ST. LOUIS POST-DISPATCH
The Chrysler South Assembly plant in Fenton appears to be out of the running to assemble a VW-branded minivan for Volkswagen AG, according to an industry analyst. Instead, the new vehicle apparently will be built in a sister plant at Windsor, Ontario, when production starts in 2008.
Catherine Madden, senior automotive analyst for market research firm Global Insight, said sources told her that Chrysler chose Windsor as the production site. Madden declined to name her sources, but she said the information came from companies that will be working on the project.
The south plant and the Windsor facility both have been mentioned as a possible production site since the deal was first reported two years ago. Under the deal, dubbed "Project M," Chrysler would build a minivan for VW, which would sell through its dealers in the U.S.
Chrysler declined to comment on whether it had decided to build the vehicle in Windsor. t isn't clear what the decision would mean for the south plant. Chrysler already plans to eliminate a production shift next year at the Fenton plant.
VW spokesman Keith Price said more information about Project M will be revealed in July, including the minivan's name. The minivan is expected to be revealed at the Los Angeles Auto Show in November.
Price did not confirm the assembly location, besides acknowledging that Fenton and Windsor were the natural candidates.
Almost 5,000 employees at the Windsor plant assemble the Dodge Grand Caravan and Chrysler Town & Country minivans, and the Chrysler Pacifica "crossover" vehicle. Meanwhile, about 2,800 employees at the south plant in Fenton assemble the Dodge Caravan, Grand Caravan and Chrysler Town & Country. All of these vehicles share the same platform, as will the VW minivan.
Madden believes Chrysler chose Windsor over Fenton because the company may discontinue the Pacifica next year, leaving the facility with underutilized capacity. Chrysler has said publicly that the Pacifica will remain as part of its future lineup.
If Pacifica isn't part of the lineup, it makes sense to keep the Windsor plant fully utilized, she said.
In general, capacity utilization is one of the prime reasons this collaboration makes sense for Chrysler, said Dave Elshoff, a Chrysler spokesman, though he wouldn't comment on Project M.
Chrysler produced almost 73,000 Pacificas in 2006. By comparison, Chrysler is expected to produce about 45,000 VW-badged minivans for the vehicle's August 2008 showroom debut.
VW hopes to inject the style it has become known for into a new market. But Price said not to expect a complete reincarnation of the minibus.
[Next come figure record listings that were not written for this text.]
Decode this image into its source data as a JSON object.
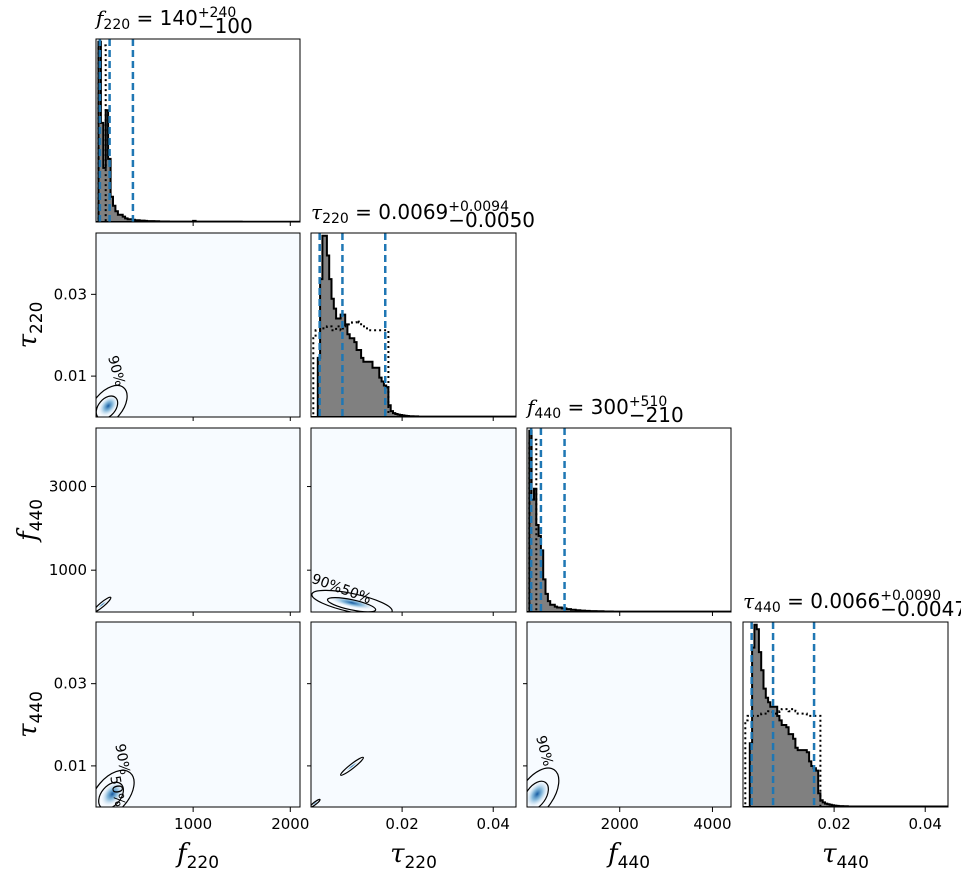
{
  "chart_data": {
    "type": "corner",
    "parameters": [
      {
        "key": "f220",
        "symbol": "f",
        "subscript": "220",
        "range": [
          0,
          2100
        ],
        "ticks": [
          1000,
          2000
        ],
        "tick_labels": [
          "1000",
          "2000"
        ]
      },
      {
        "key": "tau220",
        "symbol": "τ",
        "subscript": "220",
        "range": [
          0,
          0.045
        ],
        "ticks": [
          0.02,
          0.04
        ],
        "tick_labels": [
          "0.02",
          "0.04"
        ],
        "y_ticks": [
          0.01,
          0.03
        ],
        "y_tick_labels": [
          "0.01",
          "0.03"
        ]
      },
      {
        "key": "f440",
        "symbol": "f",
        "subscript": "440",
        "range": [
          0,
          4400
        ],
        "ticks": [
          2000,
          4000
        ],
        "tick_labels": [
          "2000",
          "4000"
        ],
        "y_ticks": [
          1000,
          3000
        ],
        "y_tick_labels": [
          "1000",
          "3000"
        ]
      },
      {
        "key": "tau440",
        "symbol": "τ",
        "subscript": "440",
        "range": [
          0,
          0.045
        ],
        "ticks": [
          0.02,
          0.04
        ],
        "tick_labels": [
          "0.02",
          "0.04"
        ],
        "y_ticks": [
          0.01,
          0.03
        ],
        "y_tick_labels": [
          "0.01",
          "0.03"
        ]
      }
    ],
    "titles": [
      {
        "name": "f",
        "sub": "220",
        "median": "140",
        "plus": "+240",
        "minus": "−100"
      },
      {
        "name": "τ",
        "sub": "220",
        "median": "0.0069",
        "plus": "+0.0094",
        "minus": "−0.0050"
      },
      {
        "name": "f",
        "sub": "440",
        "median": "300",
        "plus": "+510",
        "minus": "−210"
      },
      {
        "name": "τ",
        "sub": "440",
        "median": "0.0066",
        "plus": "+0.0090",
        "minus": "−0.0047"
      }
    ],
    "quantile_lines": [
      [
        40,
        140,
        380
      ],
      [
        0.0019,
        0.0069,
        0.0163
      ],
      [
        90,
        300,
        810
      ],
      [
        0.0019,
        0.0066,
        0.0156
      ]
    ],
    "histograms": [
      {
        "bin_start": 0,
        "bin_width": 25,
        "counts": [
          0,
          100,
          55,
          30,
          62,
          35,
          14,
          9,
          6,
          4,
          4,
          3,
          2,
          1.5,
          1.5,
          1.2,
          1,
          1,
          0.8,
          0.8,
          0.6,
          0.5,
          0.5,
          0.5,
          0.4,
          0.4,
          0.3,
          0.3,
          0.3,
          0.3,
          0.2,
          0.2,
          0.2,
          0.2,
          0.2,
          0.2,
          0.2,
          0.2,
          0.2,
          0.2,
          0.6,
          0.2,
          0.2,
          0.2,
          0.2,
          0.2,
          0.2,
          0.2,
          0.2,
          0.2,
          0.2,
          0.2,
          0.2,
          0.2,
          0.2,
          0.2,
          0.2,
          0.2,
          0.2,
          0.2,
          0.1,
          0.1,
          0.1,
          0.1,
          0.1,
          0.1,
          0.1,
          0.1,
          0.1,
          0.1,
          0.1,
          0.1,
          0.1,
          0.1,
          0.1,
          0.1,
          0.1,
          0.1,
          0.1,
          0.1,
          0.1,
          0.1,
          0.1,
          0.1
        ],
        "prior_counts": [
          0,
          98,
          98,
          98,
          0
        ]
      },
      {
        "bin_start": 0,
        "bin_width": 0.0005,
        "counts": [
          0,
          0,
          0,
          30,
          70,
          92,
          92,
          82,
          70,
          60,
          55,
          50,
          50,
          52,
          52,
          47,
          42,
          40,
          40,
          38,
          34,
          34,
          30,
          28,
          28,
          28,
          28,
          25,
          25,
          25,
          20,
          18,
          16,
          15,
          6,
          3,
          2,
          1.5,
          1.2,
          1,
          0.8,
          0.6,
          0.5,
          0.4,
          0.4,
          0.3,
          0.3,
          0.2,
          0.2,
          0.2,
          0.2,
          0.2,
          0.2,
          0.2,
          0.2,
          0.2,
          0.2,
          0.2,
          0.2,
          0.2,
          0.2,
          0.2,
          0.2,
          0.2,
          0.2,
          0.2,
          0.2,
          0.2,
          0.2,
          0.2,
          0.2,
          0.2,
          0.2,
          0.2,
          0.2,
          0.2,
          0.2,
          0.2,
          0.2,
          0.2,
          0.2,
          0.2,
          0.2,
          0.2,
          0.2,
          0.2,
          0.2,
          0.2,
          0.2,
          0.2
        ],
        "prior_counts": [
          0,
          40,
          44,
          44,
          45,
          45,
          45,
          46,
          46,
          44,
          44,
          46,
          46,
          44,
          46,
          47,
          47,
          47,
          48,
          48,
          49,
          48,
          46,
          46,
          45,
          45,
          44,
          44,
          44,
          44,
          44,
          44,
          44,
          44,
          0
        ]
      },
      {
        "bin_start": 0,
        "bin_width": 50,
        "counts": [
          0,
          100,
          62,
          68,
          48,
          42,
          34,
          18,
          10,
          6,
          4,
          4,
          3,
          2.5,
          2.5,
          2,
          2,
          1.6,
          1.6,
          1.2,
          1.2,
          1,
          1,
          0.8,
          0.8,
          0.6,
          0.6,
          0.5,
          0.5,
          0.5,
          0.4,
          0.4,
          0.4,
          0.3,
          0.3,
          0.3,
          0.3,
          0.2,
          0.2,
          0.2,
          0.2,
          0.2,
          0.2,
          0.2,
          0.2,
          0.2,
          0.2,
          0.2,
          0.2,
          0.2,
          0.2,
          0.2,
          0.2,
          0.2,
          0.2,
          0.2,
          0.2,
          0.2,
          0.2,
          0.2,
          0.2,
          0.2,
          0.2,
          0.2,
          0.2,
          0.2,
          0.2,
          0.2,
          0.2,
          0.2,
          0.2,
          0.2,
          0.2,
          0.2,
          0.2,
          0.2,
          0.2,
          0.2,
          0.2,
          0.2,
          0.2,
          0.2,
          0.2,
          0.2,
          0.2,
          0.2,
          0.2,
          0.2
        ],
        "prior_counts": [
          0,
          95,
          95,
          95,
          0
        ]
      },
      {
        "bin_start": 0,
        "bin_width": 0.0005,
        "counts": [
          0,
          0,
          0,
          28,
          70,
          80,
          78,
          68,
          60,
          52,
          48,
          46,
          44,
          44,
          44,
          40,
          38,
          36,
          36,
          35,
          32,
          32,
          30,
          26,
          25,
          25,
          25,
          25,
          24,
          20,
          18,
          17,
          16,
          6,
          3,
          2,
          1.5,
          1.2,
          1,
          0.8,
          0.6,
          0.5,
          0.4,
          0.4,
          0.3,
          0.3,
          0.2,
          0.2,
          0.2,
          0.2,
          0.2,
          0.2,
          0.2,
          0.2,
          0.2,
          0.2,
          0.2,
          0.2,
          0.2,
          0.2,
          0.2,
          0.2,
          0.2,
          0.2,
          0.2,
          0.2,
          0.2,
          0.2,
          0.2,
          0.2,
          0.2,
          0.2,
          0.2,
          0.2,
          0.2,
          0.2,
          0.2,
          0.2,
          0.2,
          0.2,
          0.2,
          0.2,
          0.2,
          0.2,
          0.2,
          0.2,
          0.2,
          0.2,
          0.2,
          0.2
        ],
        "prior_counts": [
          0,
          38,
          40,
          40,
          40,
          40,
          40,
          40,
          41,
          41,
          41,
          42,
          42,
          41,
          41,
          41,
          42,
          43,
          43,
          43,
          42,
          43,
          43,
          42,
          41,
          41,
          41,
          41,
          40,
          40,
          40,
          40,
          40,
          40,
          0
        ]
      }
    ],
    "contour_levels": [
      "90%",
      "50%"
    ],
    "annotations": [
      "90%",
      "90%",
      "90%50%",
      "90%",
      "50%"
    ],
    "colormap": "Blues",
    "colors": {
      "hist_fill": "#808080",
      "hist_edge": "#000000",
      "quantile": "#1f77b4",
      "density_bg": "#f7fbff",
      "density_mid": "#6baed6",
      "density_peak": "#08519c",
      "contour": "#000000"
    }
  }
}
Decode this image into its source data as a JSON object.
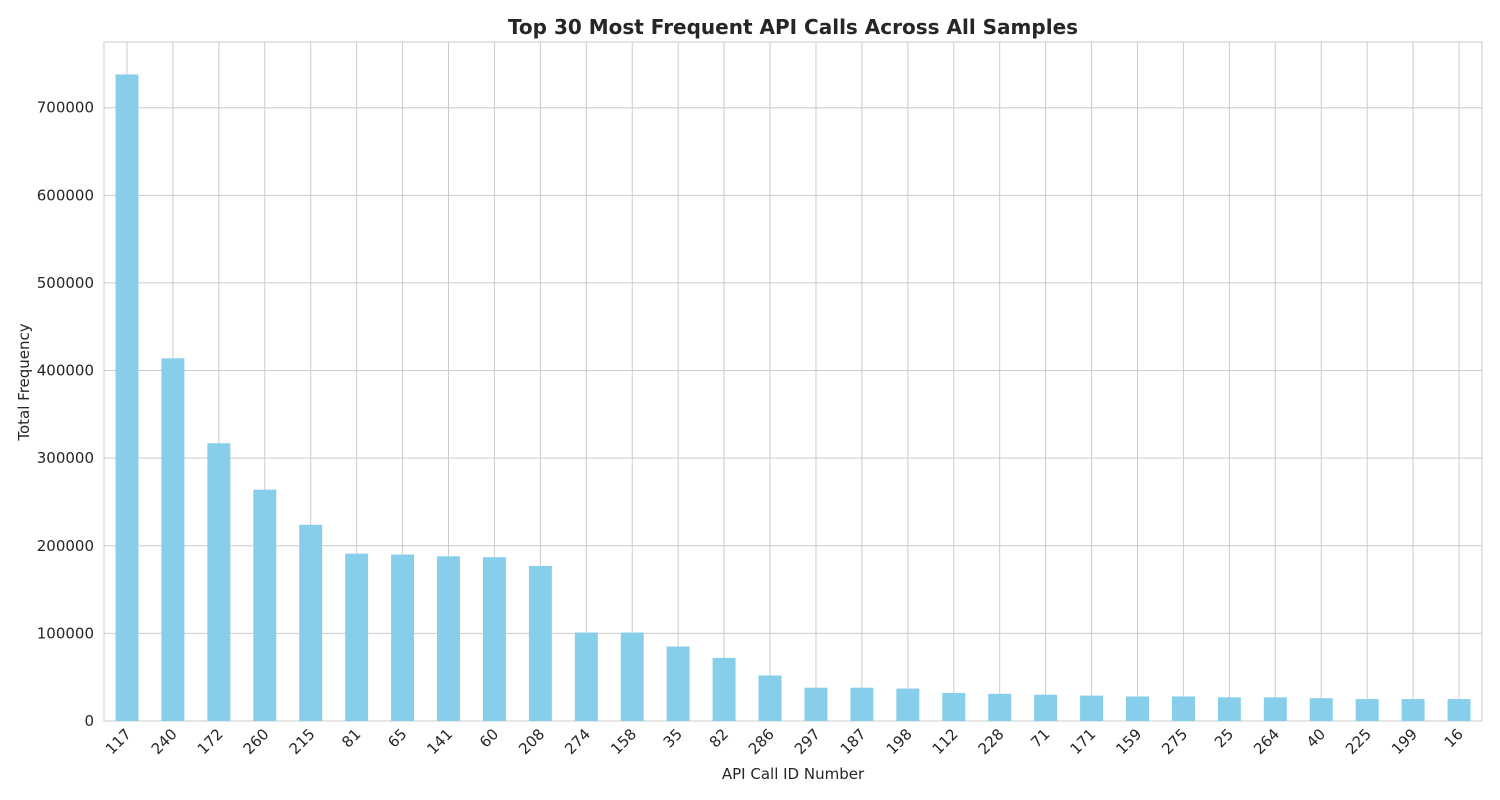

"The set we're aiming for with this is one says, 'Regardless what driving a minivan says about me, my lifestyle can't be without this vehicle,'" Price said.
As the dominant minivan producer, Chrysler isn't worried about building a vehicle for a new competitor.
It is more about encouraging healthy competition and new life within the segment, said Cathy Graham, spokeswoman for Chrysler's minivan products.
Representatives from both companies also pointed out that this type of cooperation is not unusual for either.